Random thoughts, betray my head.
Do I believe I'm nucking futs? MAYBE!
Talked with T. last nite. It was nice to hear him. We really didn't "talk" about much, but he's supposed to call tonite.
They one thing that we did talk about, is that he gave his friends my screen name, and they read my blog, and now.. (though I can't speak for them) they think I'm nucking futs, to put it nicely. :) (not its not a true typo) So they read my blog, and from what he told me, they said that he should break up with me. T. thinks its funny. I don't. I'm not sure what I really think, other than the fact that I'm not comfortable with them reading it. Now they have a preconceived notion, on who I am, and what I'm about. I don't know if I'll be able to be comfortable with them now.
So now comes the debate... Do I keep my blog public ( T. made this point to me.. yes it is public for all to see, but I can move it, change it.. or make it private--to members only) I tried to make the point back to him, that if he didn't give them my screen name, its not like they would just run into it. But sure, with keyword joulesofaffection you can find out alot about me. I would like all my friends.. (or readers to give me an opinion on this) Either way.. something will change about my site in the next few days though.

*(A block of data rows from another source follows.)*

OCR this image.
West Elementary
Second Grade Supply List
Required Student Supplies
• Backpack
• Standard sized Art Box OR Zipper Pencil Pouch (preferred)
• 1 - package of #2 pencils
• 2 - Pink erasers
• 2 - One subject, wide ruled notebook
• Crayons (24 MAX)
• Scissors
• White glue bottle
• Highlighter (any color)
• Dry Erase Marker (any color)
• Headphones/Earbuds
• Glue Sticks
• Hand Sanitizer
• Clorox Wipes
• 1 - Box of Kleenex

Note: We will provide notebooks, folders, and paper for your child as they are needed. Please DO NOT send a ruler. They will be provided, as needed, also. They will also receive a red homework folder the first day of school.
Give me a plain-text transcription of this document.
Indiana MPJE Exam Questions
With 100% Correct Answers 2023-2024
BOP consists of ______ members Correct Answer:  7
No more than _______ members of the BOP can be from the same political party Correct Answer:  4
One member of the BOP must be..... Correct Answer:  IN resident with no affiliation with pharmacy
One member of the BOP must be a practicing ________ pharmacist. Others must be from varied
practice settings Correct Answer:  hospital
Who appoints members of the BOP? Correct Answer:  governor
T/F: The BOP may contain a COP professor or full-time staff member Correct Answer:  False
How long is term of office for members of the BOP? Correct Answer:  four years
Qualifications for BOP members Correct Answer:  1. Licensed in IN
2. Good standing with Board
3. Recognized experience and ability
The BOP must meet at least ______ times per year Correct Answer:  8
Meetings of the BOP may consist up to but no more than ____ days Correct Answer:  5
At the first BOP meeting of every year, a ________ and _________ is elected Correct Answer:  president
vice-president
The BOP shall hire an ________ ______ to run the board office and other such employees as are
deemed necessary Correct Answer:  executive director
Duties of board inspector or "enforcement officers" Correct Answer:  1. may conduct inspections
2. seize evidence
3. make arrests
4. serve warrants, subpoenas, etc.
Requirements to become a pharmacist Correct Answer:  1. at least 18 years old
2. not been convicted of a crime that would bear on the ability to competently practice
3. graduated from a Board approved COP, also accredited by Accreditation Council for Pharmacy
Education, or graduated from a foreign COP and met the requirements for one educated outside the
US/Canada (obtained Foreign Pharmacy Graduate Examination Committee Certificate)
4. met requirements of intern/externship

The thing is.. other than what I stated previously... I am not sure why I care so much that they read it, and have access to it. Other than they have a preconceived notion of me. (that I'm not good enough, or what T. needs .. or something like that-- like I said.. I really can't speak for them) BUT if i were to randomly read my own blog-being a stranger-- I would think I was fucking nuts. The thing here.. is I post here with no inhibitions, because I know the people that read, love me.. and won't judge me on the fact that my emotions are so fucked up I can't always control them. (although, I'm working on that, and getting better)
I could be a real psycho easily, but fortunately, I have morals. Plus my daughter keeps me in line. The thing is... I don't want to stress T. out. I love him, he's an awesome guy. I just don't understand why.. he wants to deal with me. I don't even want to deal with myself sometimes. I just want to hide.. and never come out.